Son dönemlerde artan araç sayısı, trafik ihlalleri ve bununla birlikte artan kazalar büyük bir sorun haline geldi.
Burada asıl sorulması gereken soru ise şu: Kazaların sebebi araç trafiği mi yoksa kurallara uyulmaması mı?
Tabi ki araçları kullanan bizler sorumluyuz. Kaza olur mu olur ama kurallara uyulmazken yapılan kazaların bir bahanesi de olamaz.
Kırmızı ışıkta geçtikten sonra yapılan kazaların sayısı ve bir de Urfa'da meşhur olan ters yönde giderken yapılan kazalar… Bu hatalar yüzünden ölen onca insan...
"Peki, ne yapılmalı?"
Akla gelen ilk cevaplardan biri cezalar arttırılmalı ya da hapis cezası verilmeli oluyor.
Ceza verilmeli diyoruz ancak cezalar da bazen kişiye göre veriliyor. İhlalleri yapan kişi yetkin konumda ise yol açtığı sorun ne olursa olsun bir şekilde sıyrılıyor. Medyada tanınmış, kişilerin örnek aldığı kişiler ya da devlet kademelerinde üst yerlerde bulunan kişilerin ihlalleri bazen görmezden geliniyor.
Burada onlara verilen her hafifletilmiş ceza veya imtiyaz diğer insanların da sonucu ölüme giden ihlalleri kendilerine meşru saymasına neden oluyor.
Eğer bir yaptırım uygulanacak ise burada kişi gözetilmeksizin yapılacak. Aksi takdirde önemi kalmıyor.
Ehliyet sınavlarında genelde teknik bilgiler ve ilk yardım bilgileri verilmekte. Bu eğitimleri ise her sürücü kursu vermiyor. Kişiye bağlı olarak ek ücret talep edilince veriliyor. Sosyo-psikolojik yönden ise hiç eğitim verilmiyor.

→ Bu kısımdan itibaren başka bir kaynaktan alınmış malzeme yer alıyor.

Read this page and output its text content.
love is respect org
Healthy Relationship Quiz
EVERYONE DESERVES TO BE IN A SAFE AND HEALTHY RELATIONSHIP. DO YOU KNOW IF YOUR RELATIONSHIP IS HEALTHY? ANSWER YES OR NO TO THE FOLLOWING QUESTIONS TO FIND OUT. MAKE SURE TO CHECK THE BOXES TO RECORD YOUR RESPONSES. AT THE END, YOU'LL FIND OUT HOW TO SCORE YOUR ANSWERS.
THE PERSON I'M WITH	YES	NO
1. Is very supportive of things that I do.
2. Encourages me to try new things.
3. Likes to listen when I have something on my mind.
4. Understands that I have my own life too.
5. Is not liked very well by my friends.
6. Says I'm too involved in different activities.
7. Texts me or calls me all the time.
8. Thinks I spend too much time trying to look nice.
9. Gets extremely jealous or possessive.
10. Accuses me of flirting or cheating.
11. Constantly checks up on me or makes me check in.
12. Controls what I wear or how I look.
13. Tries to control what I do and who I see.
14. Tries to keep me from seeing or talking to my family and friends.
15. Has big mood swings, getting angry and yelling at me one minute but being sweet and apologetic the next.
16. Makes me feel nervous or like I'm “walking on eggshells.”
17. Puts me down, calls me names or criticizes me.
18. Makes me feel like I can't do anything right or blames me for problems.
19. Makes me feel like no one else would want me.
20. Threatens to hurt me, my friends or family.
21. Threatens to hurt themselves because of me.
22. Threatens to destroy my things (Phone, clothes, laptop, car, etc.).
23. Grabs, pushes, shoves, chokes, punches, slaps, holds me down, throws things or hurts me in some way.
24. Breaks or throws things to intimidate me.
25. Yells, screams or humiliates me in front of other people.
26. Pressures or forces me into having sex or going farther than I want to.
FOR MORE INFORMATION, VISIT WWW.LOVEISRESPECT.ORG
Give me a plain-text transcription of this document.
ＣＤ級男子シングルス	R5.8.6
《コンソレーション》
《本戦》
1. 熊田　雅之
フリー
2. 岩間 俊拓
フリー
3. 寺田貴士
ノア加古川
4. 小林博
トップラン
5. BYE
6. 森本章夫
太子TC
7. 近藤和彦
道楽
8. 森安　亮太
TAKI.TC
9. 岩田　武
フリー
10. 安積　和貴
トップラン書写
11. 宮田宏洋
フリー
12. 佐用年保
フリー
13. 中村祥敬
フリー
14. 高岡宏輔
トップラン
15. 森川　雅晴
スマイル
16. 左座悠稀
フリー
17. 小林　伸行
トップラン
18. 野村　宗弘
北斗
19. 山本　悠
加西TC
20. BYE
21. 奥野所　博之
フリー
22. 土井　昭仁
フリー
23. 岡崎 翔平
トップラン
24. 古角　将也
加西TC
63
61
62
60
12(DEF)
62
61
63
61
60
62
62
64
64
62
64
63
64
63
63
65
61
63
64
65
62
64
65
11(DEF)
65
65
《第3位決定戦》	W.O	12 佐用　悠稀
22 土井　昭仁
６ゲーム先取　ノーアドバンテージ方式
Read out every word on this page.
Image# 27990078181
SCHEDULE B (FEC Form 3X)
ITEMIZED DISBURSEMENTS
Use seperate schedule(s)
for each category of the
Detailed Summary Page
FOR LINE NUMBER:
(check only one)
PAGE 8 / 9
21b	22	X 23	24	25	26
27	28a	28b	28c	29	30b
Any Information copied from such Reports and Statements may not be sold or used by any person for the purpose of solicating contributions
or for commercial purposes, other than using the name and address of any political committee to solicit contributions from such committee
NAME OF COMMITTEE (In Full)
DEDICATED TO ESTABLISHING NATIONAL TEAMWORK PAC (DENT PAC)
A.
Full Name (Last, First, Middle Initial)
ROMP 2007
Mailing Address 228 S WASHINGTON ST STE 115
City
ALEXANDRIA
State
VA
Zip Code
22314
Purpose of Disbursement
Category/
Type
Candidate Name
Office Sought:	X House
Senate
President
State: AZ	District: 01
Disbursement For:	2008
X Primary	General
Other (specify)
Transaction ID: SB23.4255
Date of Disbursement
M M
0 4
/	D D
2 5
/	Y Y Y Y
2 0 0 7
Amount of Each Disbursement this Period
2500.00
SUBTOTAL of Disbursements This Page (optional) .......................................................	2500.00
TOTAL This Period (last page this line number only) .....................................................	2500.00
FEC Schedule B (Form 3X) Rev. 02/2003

Kişi ehliyeti alıp gideyim bir an önce derdinde. Ama verilecek bu eğitim hayati değer taşıyor. Trafikte dikkatli olmayı, kazaların boyutunu anlatmakla engel olunmaz, birtakım çalışmalarla kişi psikolojisine empoze etmek gerekiyor. Tıpkı kendisi veya yakın çevresi yaşamış gibi.
Bu konuda verilecek eğitimler sonucunda yaptırıma da bağlanmaları kişilerde psikolojik baskı unsuru oluşturacaktır muhakkak.